- The paper addresses the Prefix Dominance Trap in LRMs by proposing a method for self-correction through peer interactions.
- It introduces the LeaP framework, which integrates periodic cross-path summarization using clustered, dispersed, and hybrid routing strategies.
- Experimental results on benchmarks like AIME and GPQA demonstrate that LeaP significantly improves reasoning performance and token efficiency.
Learning from Peers in Reasoning Models
Introduction and Motivation
The paper "Learning from Peers in Reasoning Models" addresses a notable limitation in Large Reasoning Models (LRMs): their inadequate recovery ability from initial reasoning errors, termed the "Prefix Dominance Trap." This phenomenon occurs when LRMs start with a poor beginning, significantly degrading their subsequent reasoning paths. The authors identify that peer interaction, inspired by psychological findings, could effectively enhance self-correction capabilities in reasoning models without disrupting correct outputs. The proposed method, Learning from Peers (LeaP), introduces a novel mechanism allowing LRMs to share and incorporate peer insights during inference, thus targeting improvements in the model's reasoning proficiency.
Methodology: LeaP Framework
The LeaP framework facilitates cross-path interaction among LRMs through a two-stage process integrated into reasoning paths. At regular intervals, each reasoning path summarizes its conclusions and shares them via a routing mechanism, enabling other paths to leverage diverse insights. The routing mechanism is designed with multiple strategies—clustered, dispersed, and hybrid—to select the most relevant peer summaries for refining the reasoning paths.
Figure 1: The illustration of (a) Independent Reasoning and (b) the proposed method Learning from Peers (LeaP). In independent reasoning, multiple paths are generated independently in parallel. In contrast, LeaP inserts a LeaP block into reasoning path, encouraging the model to learn from peers.
Results and Analysis
Experiments conducted across various benchmarks—AIME 2024, AIME 2025, AIMO 2025, and GPQA Diamond—demonstrate substantial performance improvements with LeaP. Notably, QwQ-32B with LeaP shows a remarkable gain, surpassing advanced models like DeepSeek-R1-Distill-Qwen-14B in certain tasks.
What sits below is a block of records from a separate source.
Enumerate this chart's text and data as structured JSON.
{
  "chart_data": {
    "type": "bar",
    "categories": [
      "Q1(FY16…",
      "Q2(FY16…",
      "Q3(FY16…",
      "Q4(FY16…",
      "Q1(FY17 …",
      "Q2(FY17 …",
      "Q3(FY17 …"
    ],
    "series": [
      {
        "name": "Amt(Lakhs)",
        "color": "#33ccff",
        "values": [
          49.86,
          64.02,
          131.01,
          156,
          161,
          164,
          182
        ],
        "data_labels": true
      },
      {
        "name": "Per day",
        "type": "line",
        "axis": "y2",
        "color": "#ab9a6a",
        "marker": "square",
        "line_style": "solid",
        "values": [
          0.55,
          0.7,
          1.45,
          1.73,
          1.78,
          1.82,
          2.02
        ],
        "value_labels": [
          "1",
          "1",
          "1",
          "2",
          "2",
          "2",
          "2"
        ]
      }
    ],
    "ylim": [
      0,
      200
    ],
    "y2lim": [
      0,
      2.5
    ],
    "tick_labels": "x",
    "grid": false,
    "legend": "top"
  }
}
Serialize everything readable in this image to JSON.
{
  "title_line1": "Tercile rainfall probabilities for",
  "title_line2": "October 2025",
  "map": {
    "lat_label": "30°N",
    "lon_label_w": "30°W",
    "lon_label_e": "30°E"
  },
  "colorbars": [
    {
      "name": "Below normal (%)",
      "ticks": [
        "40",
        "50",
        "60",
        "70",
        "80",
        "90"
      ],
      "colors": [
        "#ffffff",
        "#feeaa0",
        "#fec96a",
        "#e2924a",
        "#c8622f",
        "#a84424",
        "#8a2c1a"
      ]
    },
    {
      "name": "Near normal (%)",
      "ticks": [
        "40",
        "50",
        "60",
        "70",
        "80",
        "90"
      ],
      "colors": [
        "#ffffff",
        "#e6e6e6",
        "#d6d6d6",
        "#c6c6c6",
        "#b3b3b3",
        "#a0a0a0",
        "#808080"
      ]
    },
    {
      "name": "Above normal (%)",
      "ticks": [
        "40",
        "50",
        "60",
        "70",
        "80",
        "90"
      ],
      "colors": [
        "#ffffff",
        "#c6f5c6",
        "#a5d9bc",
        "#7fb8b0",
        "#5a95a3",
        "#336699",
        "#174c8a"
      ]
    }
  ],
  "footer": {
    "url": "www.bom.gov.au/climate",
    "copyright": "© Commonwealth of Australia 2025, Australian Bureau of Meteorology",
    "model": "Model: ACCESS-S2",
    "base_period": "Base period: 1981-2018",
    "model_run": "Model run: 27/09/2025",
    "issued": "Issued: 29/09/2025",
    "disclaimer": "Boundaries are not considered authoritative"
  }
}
The fine-tuned LeaP-T model series further reinforces these improvements, indicating refined self-verification initiated through peer insights.
Figure 2: An example of how LeaP enables communication between path i and j.
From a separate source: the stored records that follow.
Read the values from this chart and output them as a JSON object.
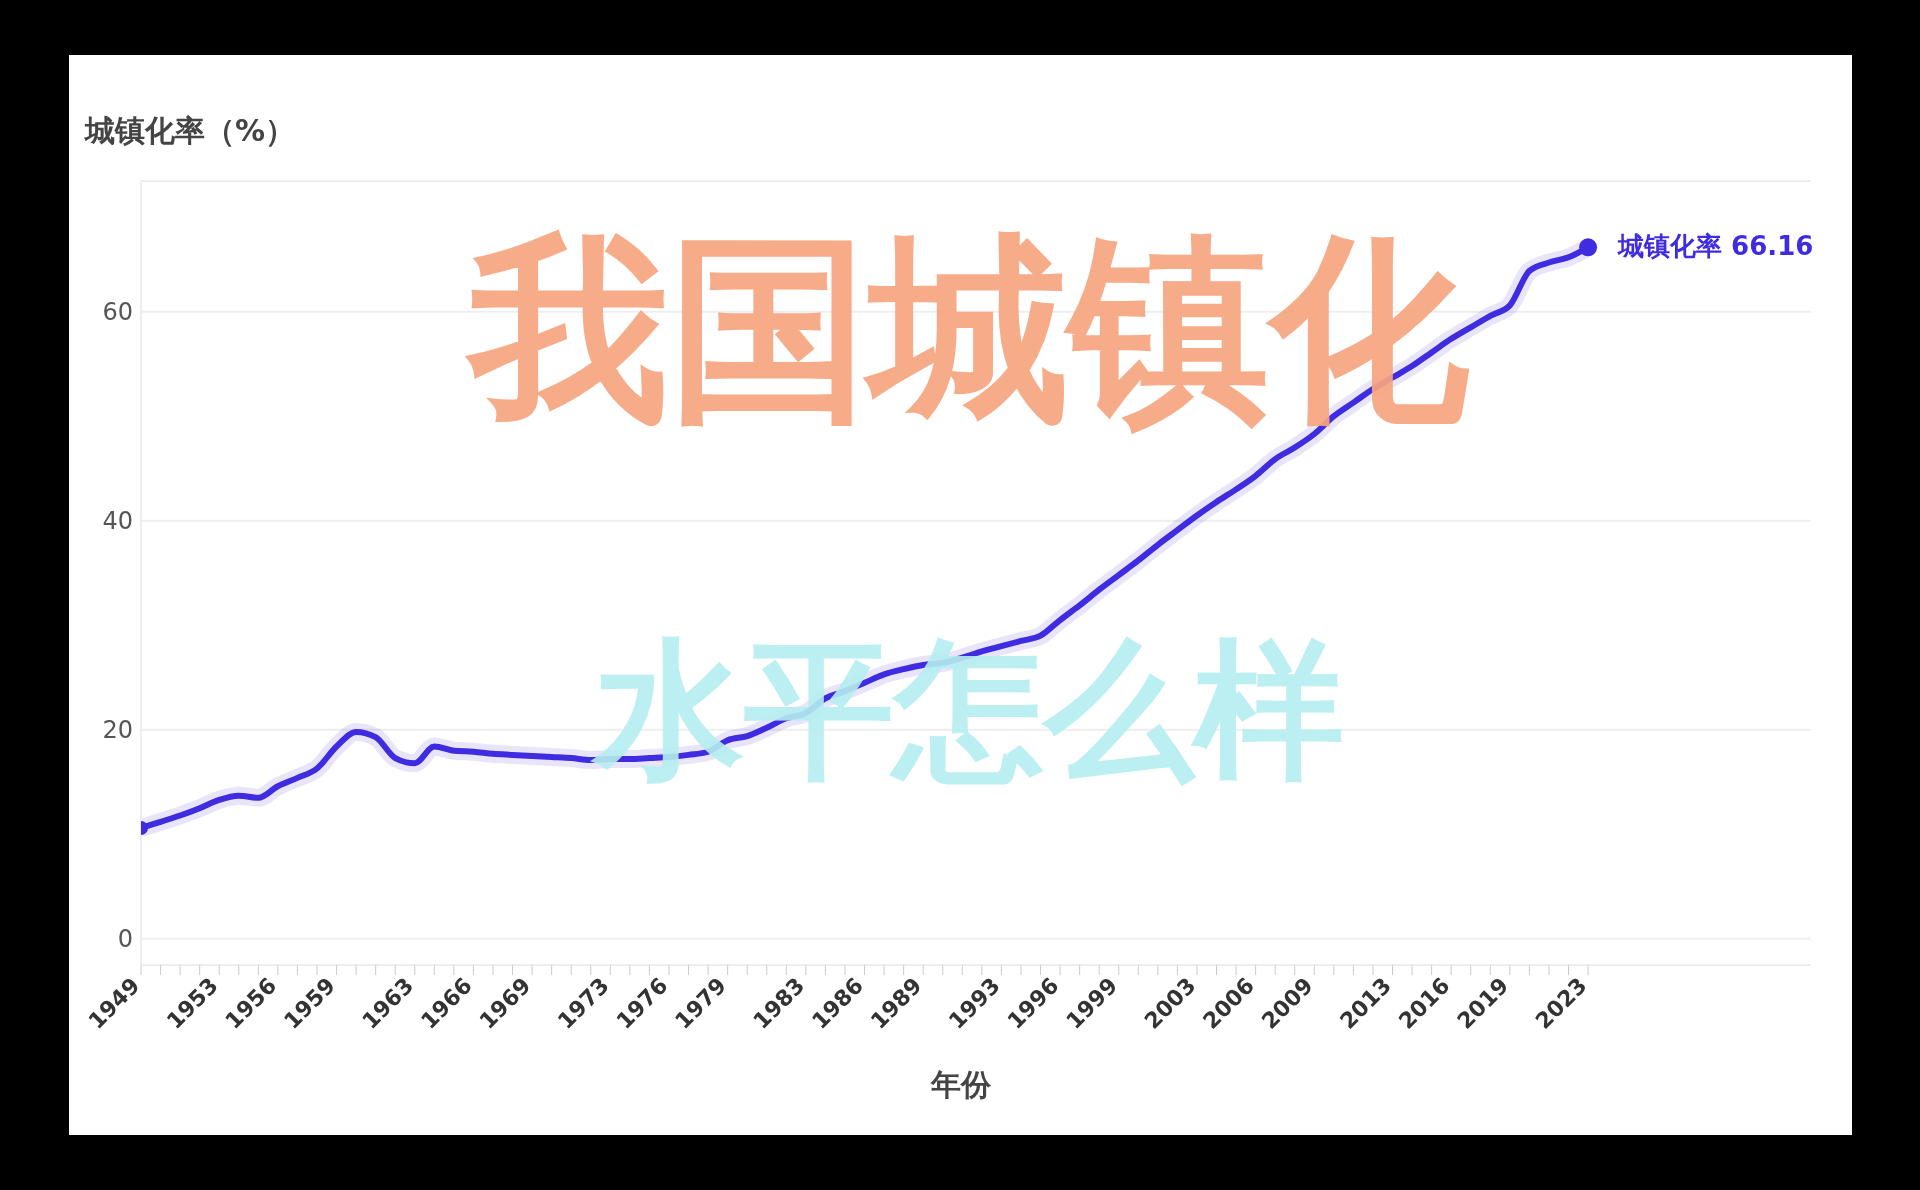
{
  "chart_data": {
    "type": "line",
    "title": "我国城镇化",
    "subtitle": "水平怎么样",
    "xlabel": "年份",
    "ylabel": "城镇化率（%）",
    "x": [
      1949,
      1950,
      1951,
      1952,
      1953,
      1954,
      1955,
      1956,
      1957,
      1958,
      1959,
      1960,
      1961,
      1962,
      1963,
      1964,
      1965,
      1966,
      1967,
      1968,
      1969,
      1970,
      1971,
      1972,
      1973,
      1974,
      1975,
      1976,
      1977,
      1978,
      1979,
      1980,
      1981,
      1982,
      1983,
      1984,
      1985,
      1986,
      1987,
      1988,
      1989,
      1990,
      1991,
      1992,
      1993,
      1994,
      1995,
      1996,
      1997,
      1998,
      1999,
      2000,
      2001,
      2002,
      2003,
      2004,
      2005,
      2006,
      2007,
      2008,
      2009,
      2010,
      2011,
      2012,
      2013,
      2014,
      2015,
      2016,
      2017,
      2018,
      2019,
      2020,
      2021,
      2022,
      2023
    ],
    "series": [
      {
        "name": "城镇化率",
        "color": "#3f2be0",
        "values": [
          10.6,
          11.2,
          11.8,
          12.5,
          13.3,
          13.7,
          13.5,
          14.6,
          15.4,
          16.3,
          18.4,
          19.8,
          19.3,
          17.3,
          16.8,
          18.4,
          18.0,
          17.9,
          17.7,
          17.6,
          17.5,
          17.4,
          17.3,
          17.1,
          17.2,
          17.2,
          17.3,
          17.4,
          17.6,
          17.9,
          19.0,
          19.4,
          20.2,
          21.1,
          21.6,
          23.0,
          23.7,
          24.5,
          25.3,
          25.8,
          26.2,
          26.4,
          26.9,
          27.5,
          28.0,
          28.5,
          29.0,
          30.5,
          31.9,
          33.4,
          34.8,
          36.2,
          37.7,
          39.1,
          40.5,
          41.8,
          43.0,
          44.3,
          45.9,
          47.0,
          48.3,
          50.0,
          51.3,
          52.6,
          53.7,
          54.8,
          56.1,
          57.4,
          58.5,
          59.6,
          60.6,
          63.9,
          64.7,
          65.2,
          66.16
        ],
        "value_labels": [
          null,
          null,
          null,
          null,
          null,
          null,
          null,
          null,
          null,
          null,
          null,
          null,
          null,
          null,
          null,
          null,
          null,
          null,
          null,
          null,
          null,
          null,
          null,
          null,
          null,
          null,
          null,
          null,
          null,
          null,
          null,
          null,
          null,
          null,
          null,
          null,
          null,
          null,
          null,
          null,
          null,
          null,
          null,
          null,
          null,
          null,
          null,
          null,
          null,
          null,
          null,
          null,
          null,
          null,
          null,
          null,
          null,
          null,
          null,
          null,
          null,
          null,
          null,
          null,
          null,
          null,
          null,
          null,
          null,
          null,
          null,
          null,
          null,
          null,
          "66.16"
        ]
      }
    ],
    "xlim": [
      1949,
      2034.4
    ],
    "xticks": [
      1949,
      {
        "value": 1950,
        "label": null
      },
      {
        "value": 1951,
        "label": null
      },
      {
        "value": 1952,
        "label": null
      },
      1953,
      {
        "value": 1954,
        "label": null
      },
      {
        "value": 1955,
        "label": null
      },
      1956,
      {
        "value": 1957,
        "label": null
      },
      {
        "value": 1958,
        "label": null
      },
      1959,
      {
        "value": 1960,
        "label": null
      },
      {
        "value": 1961,
        "label": null
      },
      {
        "value": 1962,
        "label": null
      },
      1963,
      {
        "value": 1964,
        "label": null
      },
      {
        "value": 1965,
        "label": null
      },
      1966,
      {
        "value": 1967,
        "label": null
      },
      {
        "value": 1968,
        "label": null
      },
      1969,
      {
        "value": 1970,
        "label": null
      },
      {
        "value": 1971,
        "label": null
      },
      {
        "value": 1972,
        "label": null
      },
      1973,
      {
        "value": 1974,
        "label": null
      },
      {
        "value": 1975,
        "label": null
      },
      1976,
      {
        "value": 1977,
        "label": null
      },
      {
        "value": 1978,
        "label": null
      },
      1979,
      {
        "value": 1980,
        "label": null
      },
      {
        "value": 1981,
        "label": null
      },
      {
        "value": 1982,
        "label": null
      },
      1983,
      {
        "value": 1984,
        "label": null
      },
      {
        "value": 1985,
        "label": null
      },
      1986,
      {
        "value": 1987,
        "label": null
      },
      {
        "value": 1988,
        "label": null
      },
      1989,
      {
        "value": 1990,
        "label": null
      },
      {
        "value": 1991,
        "label": null
      },
      {
        "value": 1992,
        "label": null
      },
      1993,
      {
        "value": 1994,
        "label": null
      },
      {
        "value": 1995,
        "label": null
      },
      1996,
      {
        "value": 1997,
        "label": null
      },
      {
        "value": 1998,
        "label": null
      },
      1999,
      {
        "value": 2000,
        "label": null
      },
      {
        "value": 2001,
        "label": null
      },
      {
        "value": 2002,
        "label": null
      },
      2003,
      {
        "value": 2004,
        "label": null
      },
      {
        "value": 2005,
        "label": null
      },
      2006,
      {
        "value": 2007,
        "label": null
      },
      {
        "value": 2008,
        "label": null
      },
      2009,
      {
        "value": 2010,
        "label": null
      },
      {
        "value": 2011,
        "label": null
      },
      {
        "value": 2012,
        "label": null
      },
      2013,
      {
        "value": 2014,
        "label": null
      },
      {
        "value": 2015,
        "label": null
      },
      2016,
      {
        "value": 2017,
        "label": null
      },
      {
        "value": 2018,
        "label": null
      },
      2019,
      {
        "value": 2020,
        "label": null
      },
      {
        "value": 2021,
        "label": null
      },
      {
        "value": 2022,
        "label": null
      },
      2023
    ],
    "ylim": [
      -2.5,
      72.5
    ],
    "yticks": [
      0,
      20,
      40,
      60
    ],
    "grid": "y"
  }
}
By systematically evaluating various aspects of LeaP's implementation—such as communication granularity, traffic, and position—the paper identifies optimal configurations that maximize reasoning accuracy while maintaining token efficiency. Additionally, LeaP's robustness remains evident across different difficulty levels, demonstrating its capability to aid the models in solving complex tasks.
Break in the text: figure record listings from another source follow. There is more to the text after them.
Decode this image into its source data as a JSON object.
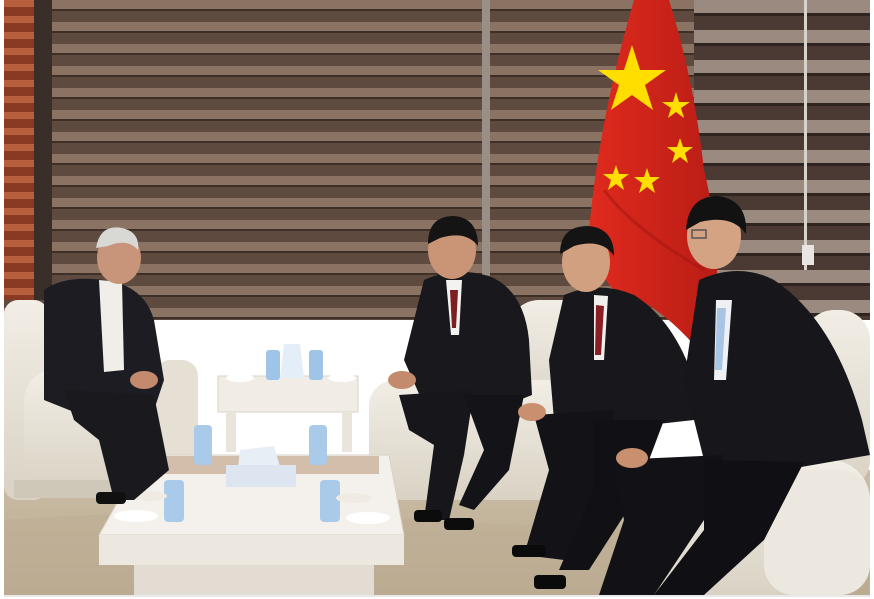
{
  "photo": {
    "scene": "meeting-room",
    "colors": {
      "blind_dark": "#5a463b",
      "blind_light": "#8b7463",
      "flag_red": "#d8261c",
      "flag_star": "#ffde00",
      "suit": "#1c1c20",
      "sofa": "#ece7dc",
      "table": "#f3f0ea",
      "carpet": "#c9bba4"
    }
  }
}
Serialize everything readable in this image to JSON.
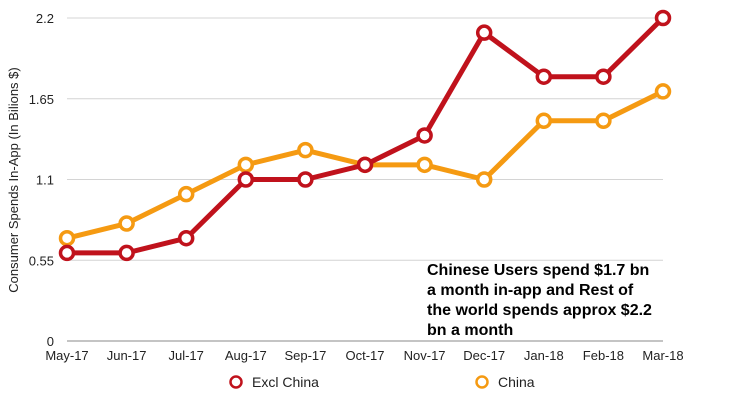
{
  "chart_data": {
    "type": "line",
    "title": "",
    "xlabel": "",
    "ylabel": "Consumer Spends In-App (In Bilions $)",
    "ylim": [
      0,
      2.2
    ],
    "yticks": [
      "0",
      "0.55",
      "1.1",
      "1.65",
      "2.2"
    ],
    "ytick_values": [
      0,
      0.55,
      1.1,
      1.65,
      2.2
    ],
    "grid": true,
    "legend_position": "bottom",
    "categories": [
      "May-17",
      "Jun-17",
      "Jul-17",
      "Aug-17",
      "Sep-17",
      "Oct-17",
      "Nov-17",
      "Dec-17",
      "Jan-18",
      "Feb-18",
      "Mar-18"
    ],
    "series": [
      {
        "name": "Excl China",
        "color": "#c0121c",
        "values": [
          0.6,
          0.6,
          0.7,
          1.1,
          1.1,
          1.2,
          1.4,
          2.1,
          1.8,
          1.8,
          2.2
        ]
      },
      {
        "name": "China",
        "color": "#f59a12",
        "values": [
          0.7,
          0.8,
          1.0,
          1.2,
          1.3,
          1.2,
          1.2,
          1.1,
          1.5,
          1.5,
          1.7
        ]
      }
    ],
    "annotation": {
      "lines": [
        "Chinese Users spend $1.7 bn",
        "a month in-app and Rest of",
        "the world spends approx $2.2",
        "bn a month"
      ]
    }
  }
}
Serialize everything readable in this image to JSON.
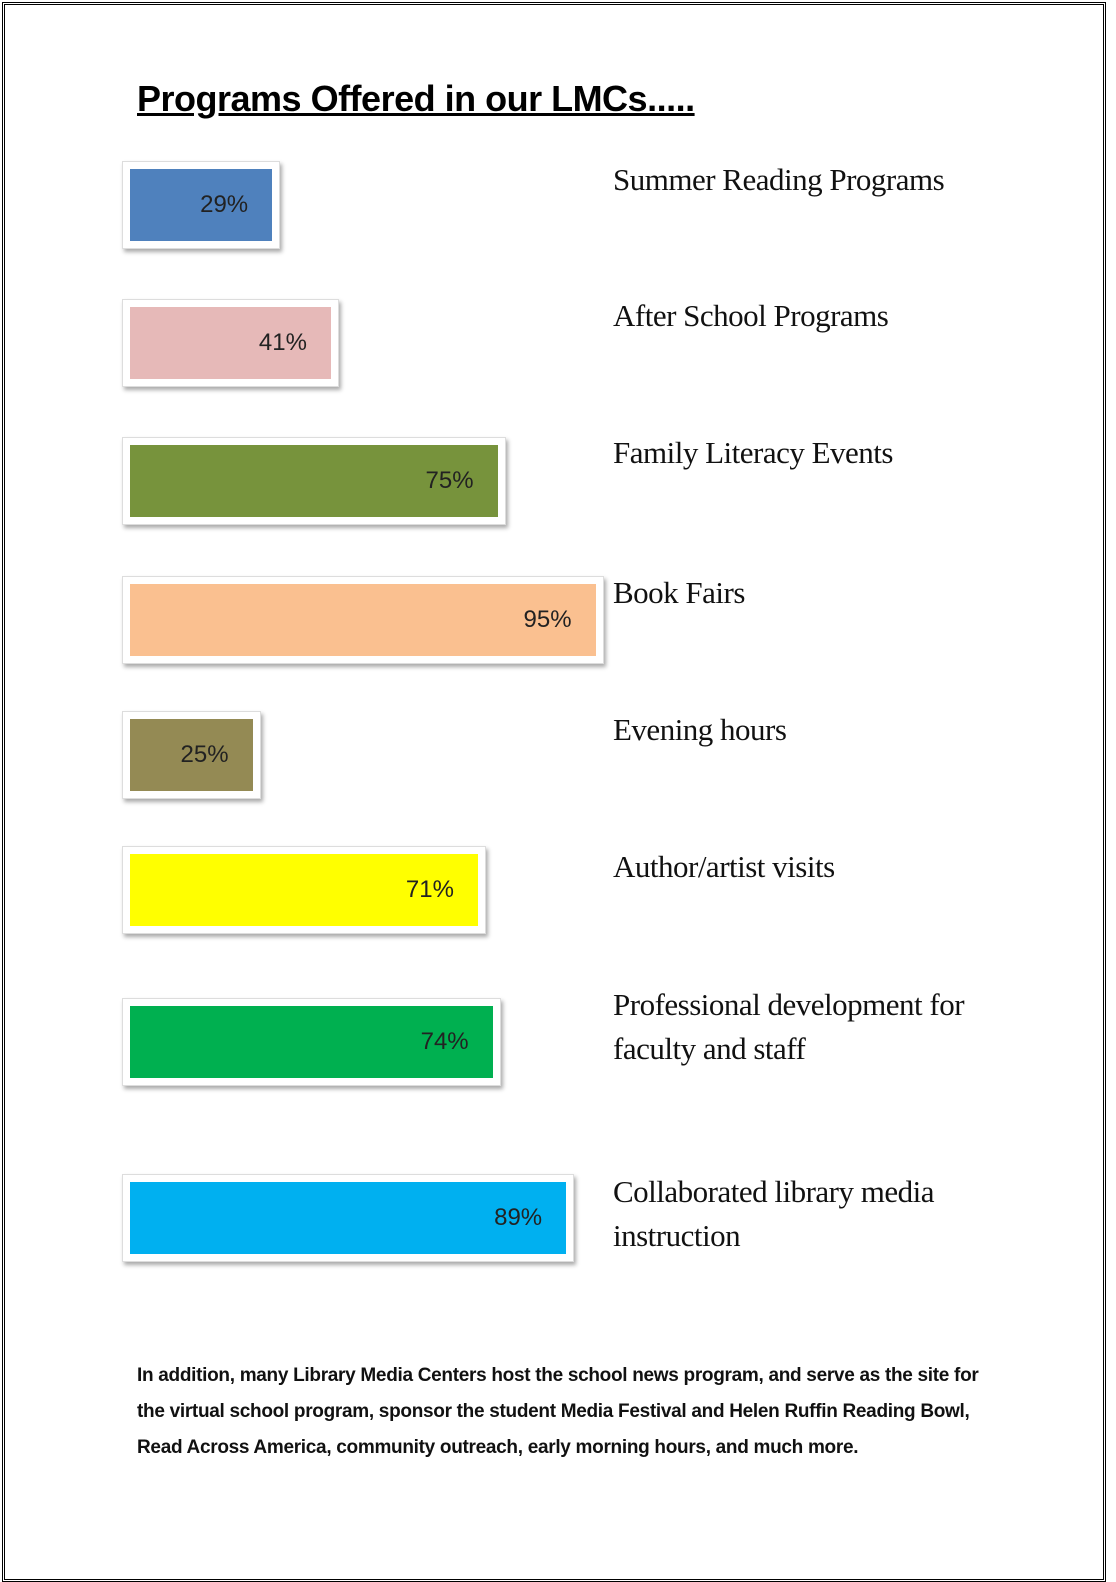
{
  "chart_data": {
    "type": "bar",
    "orientation": "horizontal",
    "title": "Programs Offered in our LMCs.....",
    "categories": [
      "Summer Reading Programs",
      "After School Programs",
      "Family Literacy Events",
      "Book Fairs",
      "Evening hours",
      "Author/artist visits",
      "Professional development for faculty and staff",
      "Collaborated library media instruction"
    ],
    "values": [
      29,
      41,
      75,
      95,
      25,
      71,
      74,
      89
    ],
    "value_labels": [
      "29%",
      "41%",
      "75%",
      "95%",
      "25%",
      "71%",
      "74%",
      "89%"
    ],
    "colors": [
      "#4f81bd",
      "#e6b9b8",
      "#77933c",
      "#fac090",
      "#948a54",
      "#ffff00",
      "#00b050",
      "#00b0f0"
    ],
    "note": "In addition, many Library Media Centers host the school news program, and serve as the site for the virtual school program, sponsor the student Media Festival and Helen Ruffin Reading Bowl, Read Across America, community outreach, early morning hours, and much more."
  }
}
Implications and Future Directions
The introduction of peer learning in LRMs through LeaP has practical implications for enhancing model accuracy and efficiency during inference. Not only does this approach alleviate the Prefix Dominance Trap, but it also lays foundational work for broader applications in collaborative problem-solving within AI domains. Future directions include extending peer learning frameworks to reinforcement learning settings and leveraging specialized expertise across diverse domains to further amplify the reasoning capabilities of LRMs.
Conclusion
The "Learning from Peers in Reasoning Models" paper effectively addresses key limitations in LRMs by incorporating peer-based interaction, thereby enhancing their self-correction capabilities significantly. Through extensive analyses and experiments, the research validates the effectiveness of LeaP and illustrates promising future directions for improving reasoning models across various AI applications. This work emphasizes the potential of collaborative reasoning in advancing AI towards more reliable and human-aligned systems.
Figure 3: Accuracy vs. Total tokens on AIME 2024.